"When the vaccine first rolled out, it was not marketed well," said Tamika Felder, a cervical cancer survivor and founder and chief visionary officer of the nonprofit organization Cervivor.
The FDA's original approval for girls only was part of the problem, Felder said. Additionally, because HPV is a sexually transmitted infection (STI), the vaccine quickly became known as a "sex vaccine," which caused hesitation on the part of some parents.
"I don't want little Johnny and Jill having sex early because they got this vaccine," Felder described as the reaction doctors often encountered from parents early on.
I can attest to that. I remember my mom telling me only people who were having "premarital sex" needed a vaccine like that.
Others had similar experiences.
Lydia, who turned 30 last year, was just the right age to receive the vaccine when it was first released. "My family doctor was excited at the idea that I would be able to get it, and from the little that I knew about it, it seemed like a good idea to me, as well," she recalled. But her grandmother, who was her legal guardian at the time, felt differently.
"My grandma was pretty strictly focused on total premarital abstinence," Lydia said, "So, she didn't see a reason for me to get the HPV vaccine if I wasn't going to be having sex (which, in her mind, I absolutely wasn't). A little ironically, my sister, seven years older than me, had just been diagnosed with HPV."

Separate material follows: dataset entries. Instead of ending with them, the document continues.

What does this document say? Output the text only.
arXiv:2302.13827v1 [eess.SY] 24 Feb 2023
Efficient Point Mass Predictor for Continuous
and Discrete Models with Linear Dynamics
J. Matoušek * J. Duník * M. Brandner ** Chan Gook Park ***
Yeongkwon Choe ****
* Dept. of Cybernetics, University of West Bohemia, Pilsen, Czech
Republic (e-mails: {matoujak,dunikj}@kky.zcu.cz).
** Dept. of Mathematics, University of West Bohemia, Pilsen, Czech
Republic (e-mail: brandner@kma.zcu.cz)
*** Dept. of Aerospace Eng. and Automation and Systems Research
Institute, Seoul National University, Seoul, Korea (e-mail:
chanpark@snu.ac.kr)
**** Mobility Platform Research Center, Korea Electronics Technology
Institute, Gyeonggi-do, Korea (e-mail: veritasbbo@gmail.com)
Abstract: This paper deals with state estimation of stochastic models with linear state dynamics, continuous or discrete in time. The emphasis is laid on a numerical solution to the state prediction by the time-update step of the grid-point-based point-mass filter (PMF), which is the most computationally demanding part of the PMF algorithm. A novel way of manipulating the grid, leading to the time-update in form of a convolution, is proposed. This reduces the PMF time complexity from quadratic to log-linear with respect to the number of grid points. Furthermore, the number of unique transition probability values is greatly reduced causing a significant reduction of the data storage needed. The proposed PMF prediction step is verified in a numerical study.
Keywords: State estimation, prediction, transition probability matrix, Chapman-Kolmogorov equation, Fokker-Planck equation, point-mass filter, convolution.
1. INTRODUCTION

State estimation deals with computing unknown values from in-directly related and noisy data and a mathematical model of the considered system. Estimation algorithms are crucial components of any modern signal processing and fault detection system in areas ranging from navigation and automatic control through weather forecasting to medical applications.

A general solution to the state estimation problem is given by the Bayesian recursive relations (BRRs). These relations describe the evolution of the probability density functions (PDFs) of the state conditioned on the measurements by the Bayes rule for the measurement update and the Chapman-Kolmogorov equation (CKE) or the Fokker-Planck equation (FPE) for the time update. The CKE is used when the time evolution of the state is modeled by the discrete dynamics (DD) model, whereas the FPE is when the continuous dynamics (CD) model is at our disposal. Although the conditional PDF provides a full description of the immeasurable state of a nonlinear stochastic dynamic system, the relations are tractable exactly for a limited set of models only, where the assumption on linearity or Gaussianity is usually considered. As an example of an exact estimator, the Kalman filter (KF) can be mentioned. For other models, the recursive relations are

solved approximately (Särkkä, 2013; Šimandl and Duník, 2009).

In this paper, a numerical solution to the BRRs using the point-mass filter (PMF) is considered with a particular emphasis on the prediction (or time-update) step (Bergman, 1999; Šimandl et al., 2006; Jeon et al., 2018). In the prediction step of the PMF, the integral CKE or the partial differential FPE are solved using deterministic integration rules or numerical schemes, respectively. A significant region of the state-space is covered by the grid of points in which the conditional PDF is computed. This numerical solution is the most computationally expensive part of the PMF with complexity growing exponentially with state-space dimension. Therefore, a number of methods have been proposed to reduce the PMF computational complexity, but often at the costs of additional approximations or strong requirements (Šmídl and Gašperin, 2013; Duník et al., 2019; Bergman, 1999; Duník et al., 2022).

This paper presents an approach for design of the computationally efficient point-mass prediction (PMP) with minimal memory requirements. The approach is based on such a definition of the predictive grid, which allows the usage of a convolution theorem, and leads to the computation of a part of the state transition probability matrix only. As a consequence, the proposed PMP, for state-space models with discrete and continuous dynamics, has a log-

Her grandmother also worried about the newness of the vaccine and what potential side effects there might be down the road. So, Lydia didn't get the vaccine. As the years progressed, lack of transportation and health insurance prevented her from having regular doctor's visits. "Now that I'm a Real Adult, I have great insurance," Lydia told me, "and my last yearly pap smear showed that I have, in fact, picked up HPV at some point, and one of the dicier versions of it, to boot."